At this level we also need to take into account the cost/overhead of a
function call.  Which I've measured to between 5-7 cycles, part of my
time_bench_sample[1] test.

> Making new_load_byte to be single  x86 insn would be really cool.
> 
> Of course, there are other pieces to accelerate:
>  12.71%  ksoftirqd/1    [mlx4_en]         [k] mlx4_en_alloc_frags
>   6.87%  ksoftirqd/1    [mlx4_en]         [k] mlx4_en_free_frag
>   4.20%  ksoftirqd/1    [kernel.vmlinux]  [k] get_page_from_freelist
>   4.09%  swapper        [mlx4_en]         [k] mlx4_en_process_rx_cq
> and I think Jesper's work on batch allocation is going help that a lot.

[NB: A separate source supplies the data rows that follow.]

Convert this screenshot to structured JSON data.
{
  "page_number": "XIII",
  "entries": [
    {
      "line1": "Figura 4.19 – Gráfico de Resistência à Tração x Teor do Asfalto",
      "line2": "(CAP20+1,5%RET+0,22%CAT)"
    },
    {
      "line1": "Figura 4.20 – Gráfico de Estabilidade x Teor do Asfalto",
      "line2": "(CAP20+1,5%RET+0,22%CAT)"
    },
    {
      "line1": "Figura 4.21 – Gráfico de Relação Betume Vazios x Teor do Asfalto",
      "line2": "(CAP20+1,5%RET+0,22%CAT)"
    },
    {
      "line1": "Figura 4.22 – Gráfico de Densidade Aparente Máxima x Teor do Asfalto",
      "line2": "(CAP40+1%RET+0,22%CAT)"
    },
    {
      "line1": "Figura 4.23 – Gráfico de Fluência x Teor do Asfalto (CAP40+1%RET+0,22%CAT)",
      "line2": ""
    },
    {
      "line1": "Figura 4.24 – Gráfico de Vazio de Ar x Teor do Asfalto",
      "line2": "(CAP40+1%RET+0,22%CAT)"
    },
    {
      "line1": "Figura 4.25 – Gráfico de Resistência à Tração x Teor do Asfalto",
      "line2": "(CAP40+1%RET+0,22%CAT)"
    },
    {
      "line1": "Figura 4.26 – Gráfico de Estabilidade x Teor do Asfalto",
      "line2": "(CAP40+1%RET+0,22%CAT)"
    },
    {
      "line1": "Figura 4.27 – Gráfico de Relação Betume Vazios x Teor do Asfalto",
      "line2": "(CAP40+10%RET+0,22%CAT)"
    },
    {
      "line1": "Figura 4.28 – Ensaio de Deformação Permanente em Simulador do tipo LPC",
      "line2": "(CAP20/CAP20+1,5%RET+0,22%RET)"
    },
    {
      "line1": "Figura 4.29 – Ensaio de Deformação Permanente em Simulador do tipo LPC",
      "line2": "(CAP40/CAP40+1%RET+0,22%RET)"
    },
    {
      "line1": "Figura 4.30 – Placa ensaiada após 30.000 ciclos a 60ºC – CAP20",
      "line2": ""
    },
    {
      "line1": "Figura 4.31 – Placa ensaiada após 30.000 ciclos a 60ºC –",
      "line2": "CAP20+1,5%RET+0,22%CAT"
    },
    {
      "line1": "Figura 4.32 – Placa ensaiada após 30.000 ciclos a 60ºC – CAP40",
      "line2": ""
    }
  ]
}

Actually, it looks like all of this "overhead" comes from the page
alloc/free (+ dma unmap/map). We would need a page-pool recycle
mechanism to solve/remove this overhead.  For the early drop case we
might be able to hack recycle the page directly in the driver (and also
avoid dma_unmap/map cycle).


[1] https://github.com/netoptimizer/prototype-kernel/blob/master/kernel/lib/time_bench_sample.c

On Tue, Apr 05, 2016 at 11:29:05AM +0200, Jesper Dangaard Brouer wrote:
> > 
> > Of course, there are other pieces to accelerate:
> >  12.71%  ksoftirqd/1    [mlx4_en]         [k] mlx4_en_alloc_frags
> >   6.87%  ksoftirqd/1    [mlx4_en]         [k] mlx4_en_free_frag
> >   4.20%  ksoftirqd/1    [kernel.vmlinux]  [k] get_page_from_freelist
> >   4.09%  swapper        [mlx4_en]         [k] mlx4_en_process_rx_cq
> > and I think Jesper's work on batch allocation is going help that a lot.
> 
> Actually, it looks like all of this "overhead" comes from the page
> alloc/free (+ dma unmap/map). We would need a page-pool recycle
> mechanism to solve/remove this overhead.  For the early drop case we
> might be able to hack recycle the page directly in the driver (and also
> avoid dma_unmap/map cycle).

Exactly. A cache of allocated and mapped pages will help a lot both drop
and redirect use cases. After tx completion we can recycle still mmaped
page into the cache (need to make sure to map them PCI_DMA_BIDIRECTIONAL)
and rx can refill the ring with it. For load balancer steady state
we won't have any calls to page allocator and dma.
Being able to do cheap percpu pool like this is a huge advantage
that any kernel bypass cannot have. I'm pretty sure it will be
possible to avoid local_cmpxchg as well.